For Twelve, Leeward, and Fore Street, book two to three weeks out for a Friday or Saturday; Tuesday and Wednesday are often open within a week and are the better tables anyway, since the kitchens are fresh off the weekend. Oun Lido's runs only about thirty seats and sells out fastest — watch its Resy drop. Eventide takes a long walk-in line as well as reservations.
What is the dress code at Portland, Maine's best restaurants?
Portland dresses down. Smart casual covers every room on this list, including Twelve and Fore Street; no restaurant here requires a jacket. The chef-owned rooms — Leeward, Central Provisions, Oun Lido's, The Honey Paw — are happy to see you in good jeans and a clean shirt. Save the tailoring for a deal dinner where you want the signal, not because the door demands it.
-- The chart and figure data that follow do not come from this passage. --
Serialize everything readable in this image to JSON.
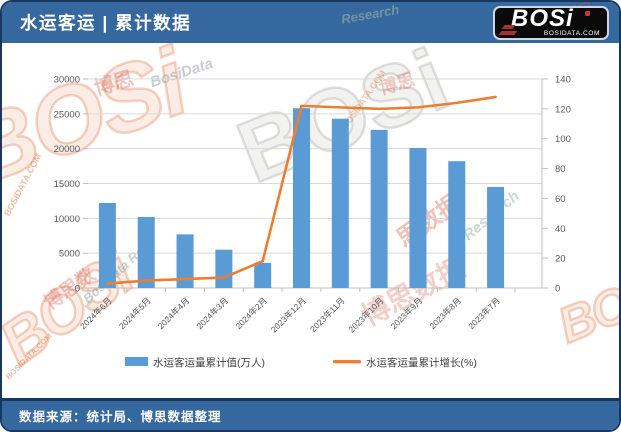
{
  "header": {
    "title": "水运客运 | 累计数据",
    "logo": {
      "text": "BOSi",
      "subtext": "BOSIDATA.COM"
    }
  },
  "footer": {
    "source": "数据来源：统计局、博思数据整理"
  },
  "colors": {
    "bar": "#5B9BD5",
    "line": "#ED7D31",
    "banner": "#35689E",
    "border": "#17375E",
    "grid": "#D9D9D9",
    "axis_line": "#BFBFBF",
    "axis_text": "#595959",
    "legend_text": "#404040"
  },
  "watermarks": [
    {
      "zone": "header",
      "cls": "wm-h1",
      "text": "Research"
    },
    {
      "zone": "header",
      "cls": "wm-h2",
      "text": "数据"
    },
    {
      "zone": "chart",
      "cls": "wm-c1 wm-big",
      "text": "BOSi"
    },
    {
      "zone": "chart",
      "cls": "wm-c2",
      "text": "BOSIDATA.COM"
    },
    {
      "zone": "chart",
      "cls": "wm-c3",
      "text": "博思"
    },
    {
      "zone": "chart",
      "cls": "wm-c4",
      "text": "BosiData"
    },
    {
      "zone": "chart",
      "cls": "wm-c5",
      "text": "BOSi"
    },
    {
      "zone": "chart",
      "cls": "wm-c6",
      "text": "BOSIDATA.COM"
    },
    {
      "zone": "chart",
      "cls": "wm-c7",
      "text": "博思"
    },
    {
      "zone": "chart",
      "cls": "wm-c8",
      "text": "思数据"
    },
    {
      "zone": "chart",
      "cls": "wm-c9",
      "text": "Research"
    },
    {
      "zone": "chart",
      "cls": "wm-c10 wm-big",
      "text": "BOSi"
    },
    {
      "zone": "chart",
      "cls": "wm-c11",
      "text": "BOSIDATA.COM"
    },
    {
      "zone": "chart",
      "cls": "wm-c12 wm-big",
      "text": "BOSi"
    },
    {
      "zone": "chart",
      "cls": "wm-c13",
      "text": "博思数据"
    },
    {
      "zone": "chart",
      "cls": "wm-c14",
      "text": "BosiData Rese"
    },
    {
      "zone": "chart",
      "cls": "wm-c15",
      "text": "博思数"
    }
  ],
  "chart_data": {
    "type": "combo-bar-line",
    "categories": [
      "2024年6月",
      "2024年5月",
      "2024年4月",
      "2024年3月",
      "2024年2月",
      "2023年12月",
      "2023年11月",
      "2023年10月",
      "2023年9月",
      "2023年8月",
      "2023年7月"
    ],
    "series": [
      {
        "name": "水运客运量累计值(万人)",
        "type": "bar",
        "axis": "left",
        "color": "#5B9BD5",
        "values": [
          12200,
          10200,
          7700,
          5500,
          3600,
          25800,
          24300,
          22700,
          20100,
          18200,
          14500
        ]
      },
      {
        "name": "水运客运量累计增长(%)",
        "type": "line",
        "axis": "right",
        "color": "#ED7D31",
        "values": [
          3,
          5,
          6,
          7,
          18,
          122,
          121,
          120,
          121,
          124,
          128
        ]
      }
    ],
    "left_axis": {
      "min": 0,
      "max": 30000,
      "ticks": [
        "0",
        "5000",
        "10000",
        "15000",
        "20000",
        "25000",
        "30000"
      ]
    },
    "right_axis": {
      "min": 0,
      "max": 140,
      "ticks": [
        "0",
        "20",
        "40",
        "60",
        "80",
        "100",
        "120",
        "140"
      ]
    },
    "grid": true,
    "legend_position": "bottom"
  }
}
What should I order at Portland, Maine's signature seafood restaurants?
At Eventide Oyster Co., the brown-butter lobster roll on a steamed bao bun, plus a half-dozen Maine oysters with the house ice mignonettes. At Fore Street, the wood-oven-roasted Bangs Island mussels and the turnspit pork loin off the hearth. At Street & Co., the Lobster Diavolo for Two over linguine. Each is the dish the kitchen built its name on, and each is still the right order.